Great Expectations is about the gap between who you are and who you want to be, and what it costs to close it. Pip is an orphan blacksmith's apprentice who is given money by an anonymous benefactor and sent to London to become a gentleman. He acquires the manners and the accent and the contempt for his origins — and then discovers that the source of his fortune is not who he assumed, that the life he was climbing toward was built on a convict's gratitude, and that he has spent years being ashamed of the people who actually loved him. It is Dickens's most psychologically honest novel, the one where the hero's aspirations are most thoroughly examined and found wanting.
Which Dickens novel should I read after Great Expectations?
David Copperfield is the natural next step — it is the novel Dickens considered his favourite, more autobiographical than Great Expectations, and similarly structured around an orphan's rise through London society. Bleak House is more ambitious in scope, with its brilliant portrait of the legal system as a machine for consuming lives, and it contains some of Dickens's most memorable characters. Little Dorrit shares Great Expectations' interest in imprisonment — literal and psychological — and is darker than either. If you want to stay with the theme of class and aspiration, Our Mutual Friend, his last completed novel, is the most cynical about what money does to people.
Is the ending of Great Expectations happy or sad?

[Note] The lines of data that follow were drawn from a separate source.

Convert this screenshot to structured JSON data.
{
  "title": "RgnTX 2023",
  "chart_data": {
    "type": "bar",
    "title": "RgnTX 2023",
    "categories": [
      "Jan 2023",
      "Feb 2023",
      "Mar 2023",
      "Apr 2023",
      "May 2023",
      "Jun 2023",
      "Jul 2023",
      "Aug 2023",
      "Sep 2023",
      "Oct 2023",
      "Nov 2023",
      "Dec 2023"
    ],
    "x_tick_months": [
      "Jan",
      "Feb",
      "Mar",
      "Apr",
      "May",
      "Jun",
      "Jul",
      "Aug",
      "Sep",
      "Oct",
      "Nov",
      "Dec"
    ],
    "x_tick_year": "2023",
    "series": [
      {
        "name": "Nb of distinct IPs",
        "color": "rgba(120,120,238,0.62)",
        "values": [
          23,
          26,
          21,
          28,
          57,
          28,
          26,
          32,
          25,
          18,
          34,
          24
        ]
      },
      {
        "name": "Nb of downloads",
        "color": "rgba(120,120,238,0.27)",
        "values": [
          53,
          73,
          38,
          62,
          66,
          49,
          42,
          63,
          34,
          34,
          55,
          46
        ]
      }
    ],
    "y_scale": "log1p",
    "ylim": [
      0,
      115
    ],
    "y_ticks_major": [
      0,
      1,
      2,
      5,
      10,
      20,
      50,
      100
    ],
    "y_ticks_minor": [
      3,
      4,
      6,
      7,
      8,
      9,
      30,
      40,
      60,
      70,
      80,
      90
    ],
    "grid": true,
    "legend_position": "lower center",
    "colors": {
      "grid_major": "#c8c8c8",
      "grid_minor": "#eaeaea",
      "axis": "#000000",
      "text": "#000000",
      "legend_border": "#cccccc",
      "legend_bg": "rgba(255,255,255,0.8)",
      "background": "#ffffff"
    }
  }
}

Dickens wrote two endings, and both are ambiguous. The original ending has Pip and Estella meet years later, both diminished, and part in a way that suggests they will not be together. The revised ending, published at the suggestion of a friend, has them leave the ruins of Satis House together in a manner that implies reunion — but Dickens writes it with enough qualification that many readers and critics refuse to read it as a happy ending. The important point is that either ending requires Pip to have given up the great expectations of the title, and that Estella's suffering under her upbringing mirrors his own. Whatever happiness is available to them is the happiness of people who have learned something difficult.